At the same time—in view of the difficulty that courts have had in defining the precise requirements of reasonable suspicion—these Principles do not advocate in favor of the approach followed in New York state, which requires causal thresholds for all encounters that legally fall short of a stop. Under People v. De Bour, 352 N.E.2d 562 (N.Y. 1976), officers in New York must have “an objective, credible reason” to approach a person on the street, and must have “founded suspicion that criminality is afoot” in order to ask more prying questions. As Professor Debra Livingston notes, the New York courts’ approach “has not really worked” to accomplish the goal of “protect[ing] individuals from arbitrary or intimidating police conduct.” Debra Livingston, Police Patrol, Judicial Integrity, and the Limits of Judicial Control, 72 St. John’s L. Rev. 1353 (1998).

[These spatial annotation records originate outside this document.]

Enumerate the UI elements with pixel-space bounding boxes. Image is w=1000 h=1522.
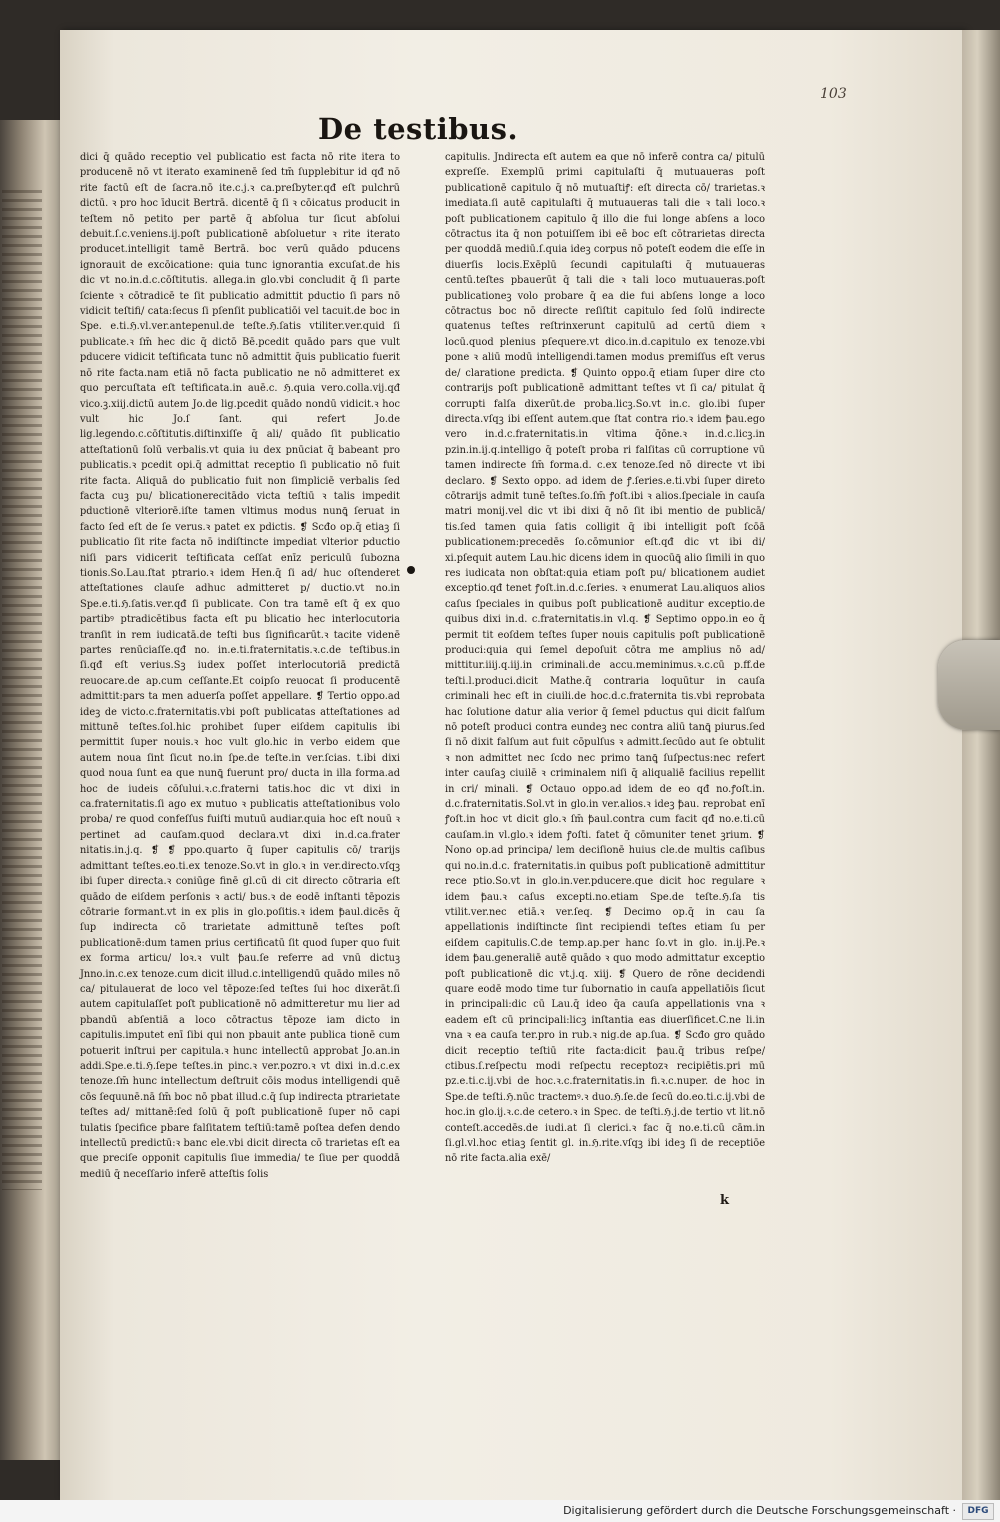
page-clip-tab: [938, 640, 1000, 730]
folio-number: 103: [820, 86, 847, 102]
page-stack-edge: [962, 30, 1000, 1500]
column-right-text: capitulis. Jndirecta eſt autem ea que nō inferē contra ca/ pitulū expreſſe. Exemplū primi capitulaſti q̄ mutuaueras poſt publicationē capitulo q̄ nō mutuaſtiꝭ: eſt directa cō/ trarietas.ꝛ imediata.ſi autē capitulaſti q̄ mutuaueras tali die ꝛ tali loco.ꝛ poſt publicationem capitulo q̄ illo die fui longe abſens a loco cōtractus ita q̄ non potuiſſem ibi eē boc eſt cōtrarietas directa per quoddā mediū.ſ.quia ideꝫ corpus nō poteſt eodem die eſſe in diuerſis locis.Exēplū ſecundi capitulaſti q̄ mutuaueras centū.teſtes pbauerūt q̄ tali die ꝛ tali loco mutuaueras.poſt publicationeꝫ volo probare q̄ ea die fui abſens longe a loco cōtractus boc nō directe reſiſtit capitulo ſed ſolū indirecte quatenus teſtes reſtrinxerunt capitulū ad certū diem ꝛ locū.quod plenius pſequere.vt dico.in.d.capitulo ex tenoze.vbi pone ꝛ aliū modū intelligendi.tamen modus premiſſus eſt verus de/ claratione predicta. ❡ Quinto oppo.q̄ etiam ſuper dire cto contrarijs poſt publicationē admittant teſtes vt ſi ca/ pitulat q̄ corrupti falſa dixerūt.de proba.licꝫ.So.vt in.c. glo.ibi ſuper directa.vſqꝫ ibi eſſent autem.que ſtat contra rio.ꝛ idem ꝥau.ego vero in.d.c.fraternitatis.in vltima q̄ōne.ꝛ in.d.c.licꝫ.in pzin.in.ij.q.intelligo q̄ poteſt proba ri falſitas cū corruptione vū tamen indirecte ſm̄ forma.d. c.ex tenoze.ſed nō directe vt ibi declaro. ❡ Sexto oppo. ad idem de ꝭ.ſeries.e.ti.vbi ſuper direto cōtrarijs admit tunē teſtes.ſo.ſm̄ ꝭoſt.ibi ꝛ alios.ſpeciale in cauſa matri monij.vel dic vt ibi dixi q̄ nō ſit ibi mentio de publicā/ tis.ſed tamen quia ſatis colligit q̄ ibi intelligit poſt ſcōā publicationem:precedēs ſo.cōmunior eſt.qđ dic vt ibi di/ xi.pſequit autem Lau.hic dicens idem in quocūꝗ̄ alio ſimili in quo res iudicata non obſtat:quia etiam poſt pu/ blicationem audiet exceptio.qđ tenet ꝭoſt.in.d.c.ſeries. ꝛ enumerat Lau.aliquos alios caſus ſpeciales in quibus poſt publicationē auditur exceptio.de quibus dixi in.d. c.fraternitatis.in vl.q. ❡ Septimo oppo.in eo q̄ permit tit eoſdem teſtes ſuper nouis capitulis poſt publicationē produci:quia qui ſemel depoſuit cōtra me amplius nō ad/ mittitur.iiij.q.iij.in criminali.de accu.meminimus.ꝛ.c.cū p.ff.de teſti.l.produci.dicit Mathe.q̄ contraria loquūtur in cauſa criminali hec eſt in ciuili.de hoc.d.c.fraternita tis.vbi reprobata hac ſolutione datur alia verior q̄ ſemel pductus qui dicit falſum nō poteſt produci contra eundeꝫ nec contra aliū tanꝗ̄ piurus.ſed ſi nō dixit falſum aut fuit cōpulſus ꝛ admitt.ſecūdo aut ſe obtulit ꝛ non admittet nec ſcdo nec primo tanꝗ̄ ſuſpectus:nec refert inter cauſaꝫ ciuilē ꝛ criminalem niſi q̄ aliqualiē facilius repellit in cri/ minali. ❡ Octauo oppo.ad idem de eo qđ no.ꝭoſt.in. d.c.fraternitatis.Sol.vt in glo.in ver.alios.ꝛ ideꝫ ꝥau. reprobat enī ꝭoſt.in hoc vt dicit glo.ꝛ ſm̄ ꝥaul.contra cum facit qđ no.e.ti.cū cauſam.in vl.glo.ꝛ idem ꝭoſti. fatet q̄ cōmuniter tenet ꝫrium. ❡ Nono op.ad principa/ lem deciſionē huius cle.de multis caſibus qui no.in.d.c. fraternitatis.in quibus poſt publicationē admittitur rece ptio.So.vt in glo.in.ver.pducere.que dicit hoc regulare ꝛ idem ꝥau.ꝛ caſus excepti.no.etiam Spe.de teſte.ℌ.ſa tis vtilit.ver.nec etiā.ꝛ ver.ſeq. ❡ Decimo op.q̄ in cau ſa appellationis indiſtincte ſint recipiendi teſtes etiam ſu per eiſdem capitulis.C.de temp.ap.per hanc ſo.vt in glo. in.ij.Pe.ꝛ idem ꝥau.generaliē autē quādo ꝛ quo modo admittatur exceptio poſt publicationē dic vt.j.q. xiij. ❡ Quero de rōne decidendi quare eodē modo time tur ſubornatio in cauſa appellatiōis ſicut in principali:dic cū Lau.q̄ ideo q̄a cauſa appellationis vna ꝛ eadem eſt cū principali:licꝫ inſtantia eas diuerſificet.C.ne li.in vna ꝛ ea cauſa ter.pro in rub.ꝛ nig.de ap.ſua. ❡ Scđo gro quādo dicit receptio teſtiū rite facta:dicit ꝥau.q̄ tribus reſpe/ ctibus.ſ.reſpectu modi reſpectu receptozꝛ recipiētis.pri mū pz.e.ti.c.ij.vbi de hoc.ꝛ.c.fraternitatis.in fi.ꝛ.c.nuper. de hoc in Spe.de teſti.ℌ.nūc tractemꝰ.ꝛ duo.ℌ.ſe.de ſecū do.eo.ti.c.ij.vbi de hoc.in glo.ij.ꝛ.c.de cetero.ꝛ in Spec. de teſti.ℌ.j.de tertio vt lit.nō conteſt.accedēs.de iudi.at ſi clerici.ꝛ fac q̄ no.e.ti.cū cām.in ſi.gl.vl.hoc etiaꝫ ſentit gl. in.ℌ.rite.vſqꝫ ibi ideꝫ ſi de receptiōe nō rite facta.alia exē/: [445, 152, 765, 1165]
ink-dot-mark: [407, 566, 415, 574]
page-heading: De testibus.: [318, 112, 519, 146]
facing-page-text-strip: [2, 190, 42, 1190]
text-column-left: [80, 150, 400, 1200]
column-left-text: dici q̄ quādo receptio vel publicatio est facta nō rite itera to producenē nō vt iterato examinenē ſed tm̄ ſupplebitur id qđ nō rite factū eſt de ſacra.nō ite.c.j.ꝛ ca.preſbyter.qđ eſt pulchrū dictū. ꝛ pro hoc īducit Bertrā. dicentē q̄ ſi ꝛ cōicatus producit in teſtem nō petito per partē q̄ abſolua tur ſicut abſolui debuit.ſ.c.veniens.ij.poſt publicationē abſoluetur ꝛ rite iterato producet.intelligit tamē Bertrā. boc verū quādo pducens ignorauit de excōicatione: quia tunc ignorantia excuſat.de his dic vt no.in.d.c.cōſtitutis. allega.in glo.vbi concludit q̄ ſi parte ſciente ꝛ cōtradicē te ſit publicatio admittit pductio ſi pars nō vidicit teſtifi/ cata:ſecus ſi pſenſit publicatiōi vel tacuit.de boc in Spe. e.ti.ℌ.vl.ver.antepenul.de teſte.ℌ.ſatis vtiliter.ver.quid ſi publicate.ꝛ ſm̄ hec dic q̄ dictō Bē.pcedit quādo pars que vult pducere vidicit teſtificata tunc nō admittit q̄uis publicatio fuerit nō rite facta.nam etiā nō facta publicatio ne nō admitteret ex quo percuſtata eſt teſtificata.in auē.c. ℌ.quia vero.colla.vij.qđ vico.ꝫ.xiij.dictū autem Jo.de lig.pcedit quādo nondū vidicit.ꝛ hoc vult hic Jo.ſ ſant. qui refert Jo.de lig.legendo.c.cōſtitutis.diſtinxiſſe q̄ ali/ quādo ſit publicatio atteſtationū ſolū verbalis.vt quia iu dex pnūciat q̄ babeant pro publicatis.ꝛ pcedit opi.q̄ admittat receptio ſi publicatio nō fuit rite facta. Aliquā do publicatio fuit non ſimpliciē verbalis ſed facta cuꝫ pu/ blicationerecitādo victa teſtiū ꝛ talis impedit pductionē vlteriorē.iſte tamen vltimus modus nunꝗ̄ ſeruat in facto ſed eſt de ſe verus.ꝛ patet ex pdictis. ❡ Scđo op.q̄ etiaꝫ ſi publicatio ſit rite facta nō indiſtincte impediat vlterior pductio niſi pars vidicerit teſtificata ceſſat enīz periculū ſubozna tionis.So.Lau.ſtat ptrario.ꝛ idem Hen.q̄ ſi ad/ huc oſtenderet atteſtationes clauſe adhuc admitteret p/ ductio.vt no.in Spe.e.ti.ℌ.ſatis.ver.qđ ſi publicate. Con tra tamē eſt q̄ ex quo partibꝰ ptradicētibus facta eſt pu blicatio hec interlocutoria tranſit in rem iudicatā.de teſti bus ſignificarūt.ꝛ tacite videnē partes renūciaſſe.qđ no. in.e.ti.fraternitatis.ꝛ.c.de teſtibus.in ſi.qđ eſt verius.Sꝫ iudex poſſet interlocutoriā predictā reuocare.de ap.cum ceſſante.Et coipſo reuocat ſi producentē admittit:pars ta men aduerſa poſſet appellare. ❡ Tertio oppo.ad ideꝫ de victo.c.fraternitatis.vbi poſt publicatas atteſtationes ad mittunē teſtes.ſol.hic prohibet ſuper eiſdem capitulis ibi permittit ſuper nouis.ꝛ hoc vult glo.hic in verbo eidem que autem noua ſint ſicut no.in ſpe.de teſte.in ver.ſcias. t.ibi dixi quod noua ſunt ea que nunꝗ̄ fuerunt pro/ ducta in illa forma.ad hoc de iudeis cōſului.ꝛ.c.fraterni tatis.hoc dic vt dixi in ca.fraternitatis.ſi ago ex mutuo ꝛ publicatis atteſtationibus volo proba/ re quod confeſſus fuiſti mutuū audiar.quia hoc eſt nouū ꝛ pertinet ad cauſam.quod declara.vt dixi in.d.ca.frater nitatis.in.j.q. ❡ ❡ ppo.quarto q̄ ſuper capitulis cō/ trarijs admittant teſtes.eo.ti.ex tenoze.So.vt in glo.ꝛ in ver.directo.vſqꝫ ibi ſuper directa.ꝛ coniūge finē gl.cū di cit directo cōtraria eſt quādo de eiſdem perſonis ꝛ acti/ bus.ꝛ de eodē inſtanti tēpozis cōtrarie formant.vt in ex plis in glo.poſitis.ꝛ idem ꝥaul.dicēs q̄ ſup indirecta cō trarietate admittunē teſtes poſt publicationē:dum tamen prius certificatū ſit quod ſuper quo fuit ex forma articu/ loꝛ.ꝛ vult ꝥau.ſe referre ad vnū dictuꝫ Jnno.in.c.ex tenoze.cum dicit illud.c.intelligendū quādo miles nō ca/ pitulauerat de loco vel tēpoze:ſed teſtes ſui hoc dixerāt.ſi autem capitulaſſet poſt publicationē nō admitteretur mu lier ad pbandū abſentiā a loco cōtractus tēpoze iam dicto in capitulis.imputet enī ſibi qui non pbauit ante publica tionē cum potuerit inſtrui per capitula.ꝛ hunc intellectū approbat Jo.an.in addi.Spe.e.ti.ℌ.ſepe teſtes.in pinc.ꝛ ver.pozro.ꝛ vt dixi in.d.c.ex tenoze.ſm̄ hunc intellectum deſtruit cōis modus intelligendi quē cōs ſequunē.nā ſm̄ boc nō pbat illud.c.q̄ ſup indirecta ptrarietate teſtes ad/ mittanē:ſed ſolū q̄ poſt publicationē ſuper nō capi tulatis ſpecifice pbare falſitatem teſtiū:tamē poſtea defen dendo intellectū predictū:ꝛ banc ele.vbi dicit directa cō trarietas eſt ea que preciſe opponit capitulis ſiue immedia/ te ſiue per quoddā mediū q̄ neceſſario inferē atteſtis ſolis: [80, 152, 400, 1180]
signature-mark: k: [720, 1193, 730, 1208]
text-column-right: [445, 150, 765, 1200]
dfg-logo: DFG: [962, 1503, 994, 1520]
funding-credit: Digitalisierung gefördert durch die Deutsche Forschungsgemeinschaft ·: [563, 1504, 956, 1517]
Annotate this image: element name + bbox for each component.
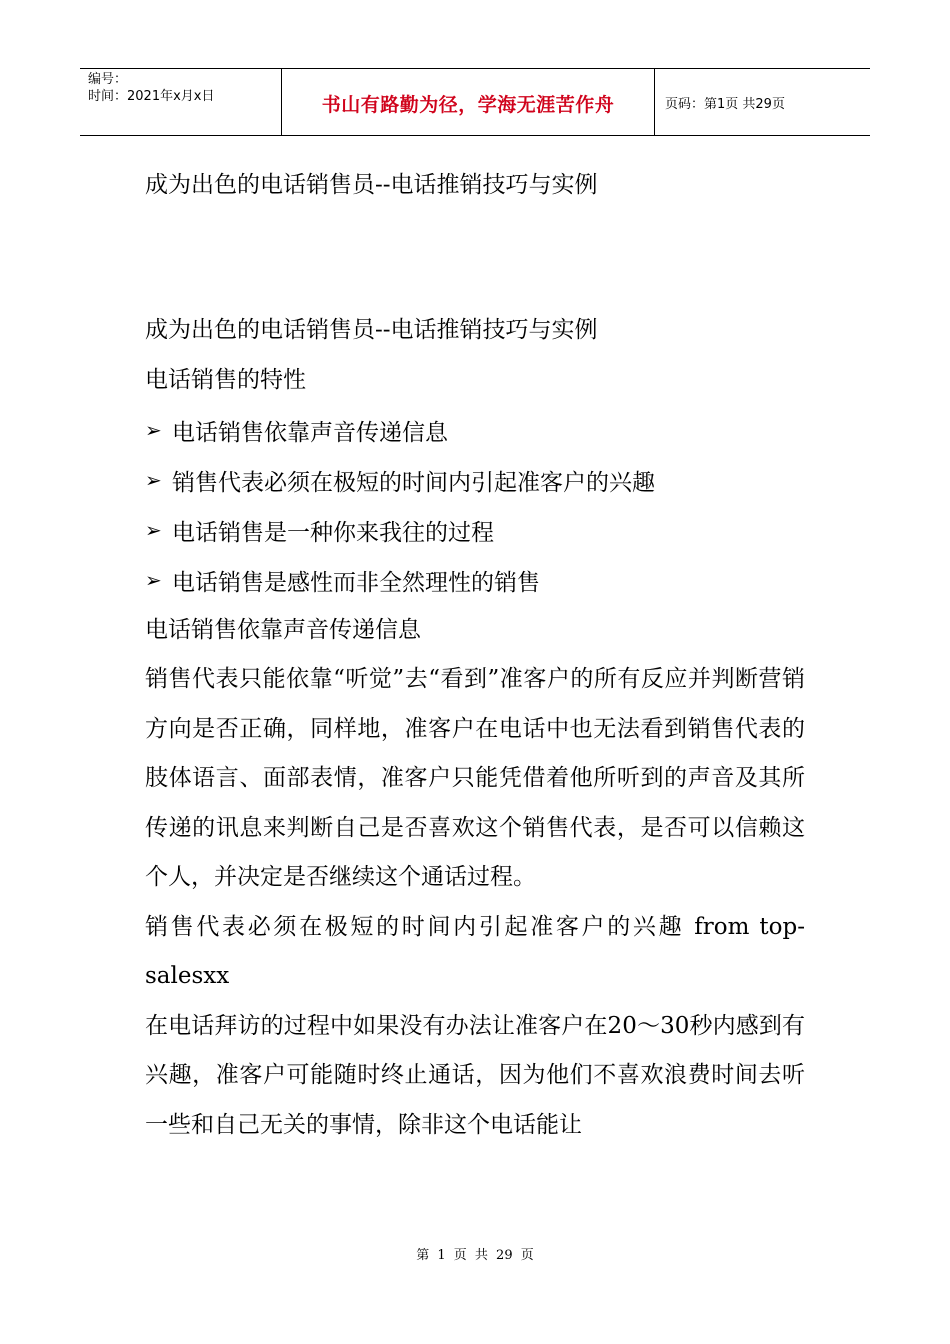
time-label: 时间：2021年x月x日 (88, 89, 215, 104)
cover-title: 成为出色的电话销售员--电话推销技巧与实例 (145, 172, 598, 198)
bullet-item (145, 455, 805, 505)
number-label: 编号： (88, 72, 128, 87)
document-title: 成为出色的电话销售员--电话推销技巧与实例 (145, 317, 598, 343)
arrow-bullet-icon: ➢ (145, 418, 162, 442)
paragraph: 在电话拜访的过程中如果没有办法让准客户在20～30秒内感到有兴趣，准客户可能随时终止通话，因为他们不喜欢浪费时间去听一些和自己无关的事情，除非这个电话能让 (145, 1012, 805, 1138)
bullet-text: 销售代表必须在极短的时间内引起准客户的兴趣 (172, 469, 655, 496)
bullet-item (145, 555, 805, 605)
sub-heading: 销售代表必须在极短的时间内引起准客户的兴趣 from top-salesxx (145, 913, 805, 989)
arrow-bullet-icon: ➢ (145, 468, 162, 492)
sub-heading: 电话销售依靠声音传递信息 (145, 617, 421, 643)
arrow-bullet-icon: ➢ (145, 568, 162, 592)
paragraph: 销售代表只能依靠“听觉”去“看到”准客户的所有反应并判断营销方向是否正确，同样地，准客户在电话中也无法看到销售代表的肢体语言、面部表情，准客户只能凭借着他所听到的声音及其所传递的讯息来判断自己是否喜欢这个销售代表，是否可以信赖这个人，并决定是否继续这个通话过程。 (145, 666, 805, 890)
bullet-text: 电话销售是一种你来我往的过程 (172, 519, 494, 546)
arrow-bullet-icon: ➢ (145, 518, 162, 542)
page-header (80, 68, 870, 136)
bullet-item (145, 405, 805, 455)
bullet-item (145, 505, 805, 555)
page-footer: 第 1 页 共 29 页 (416, 1248, 534, 1263)
section-heading: 电话销售的特性 (145, 367, 306, 393)
document-body (145, 165, 805, 1150)
header-page-cell (655, 69, 870, 135)
spacer (145, 205, 805, 305)
page-number-label: 页码：第1页 共29页 (665, 96, 785, 112)
header-meta-cell (80, 69, 282, 135)
header-motto-cell (282, 69, 655, 135)
bullet-text: 电话销售依靠声音传递信息 (172, 419, 448, 446)
motto-text: 书山有路勤为径，学海无涯苦作舟 (321, 93, 615, 116)
bullet-text: 电话销售是感性而非全然理性的销售 (172, 569, 540, 596)
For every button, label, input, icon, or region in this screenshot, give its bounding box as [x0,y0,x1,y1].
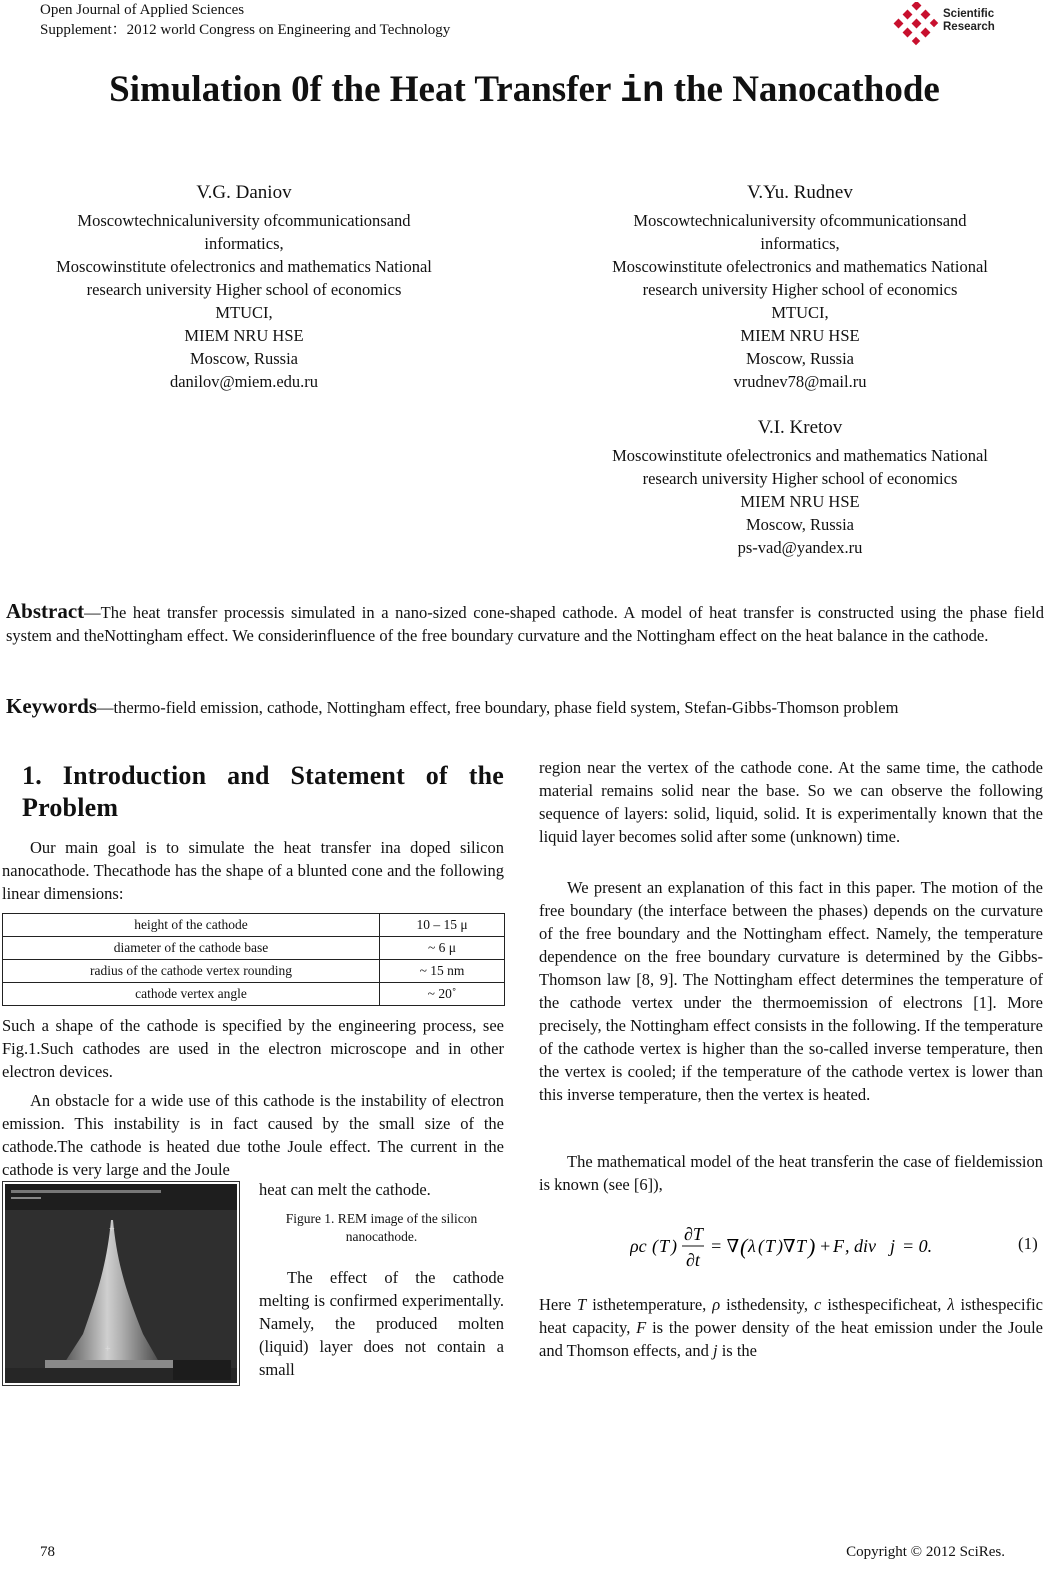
author-email[interactable]: danilov@miem.edu.ru [169,372,319,391]
abstract-label: Abstract [6,599,85,623]
svg-text:(: ( [740,1234,748,1259]
author-location: Moscow, Russia [189,349,298,368]
author-affiliation: informatics, [760,234,840,253]
svg-text:T: T [765,1236,776,1256]
author-affiliation: informatics, [204,234,284,253]
author-affiliation: Moscowinstitute ofelectronics and mathematics National [56,257,432,276]
author-affiliation: MIEM NRU HSE [740,326,860,345]
author-affiliation: MIEM NRU HSE [740,492,860,511]
svg-text:T: T [659,1236,670,1256]
author-location: Moscow, Russia [745,515,854,534]
text-run: is the [717,1341,757,1360]
svg-text:, div: , div [845,1236,876,1256]
text-run: isthespecific heat capacity, [539,1295,1043,1337]
symbol-j: j [712,1341,718,1360]
paragraph [539,1293,1043,1362]
author-name: V.Yu. Rudnev [747,182,853,203]
nanocathode-image [5,1184,237,1383]
keywords-text: —thermo-field emission, cathode, Nottingham effect, free boundary, phase field system, Stefan-Gibbs-Thomson problem [97,698,899,717]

A survey of New York cases makes clear that “cases with almost identical facts produce different results.” Id. at 1361 n.12 (quoting Barry Kamins, New York Search and Seizure 103 (1997)); see also Wayne R. LaFave, 4 Search & Seizure § 9.4(e) (5th ed.) (noting similar confusion); Mark A. Leslie, The Gradation of Fourth Amendment Doctrine in the Context of Street Detentions: People v. De Bour, 38 Ohio St. L.J. 409 (1977) (expressing concern that “police may be prompted by lower requirements of suspicion to act more freely upon their instincts.”). Instead, these Principles urge agencies to ensure that officers understand that initial encounters may be unwelcome or nonconsensual, and that officers should—consistent with § 4.03—limit the use of such encounters to circumstances in which they directly further important law-enforcement interests and minimize harm. Officers also should minimize the intrusiveness of all encounters by following the principles of procedural justice outlined in § 4.03(b).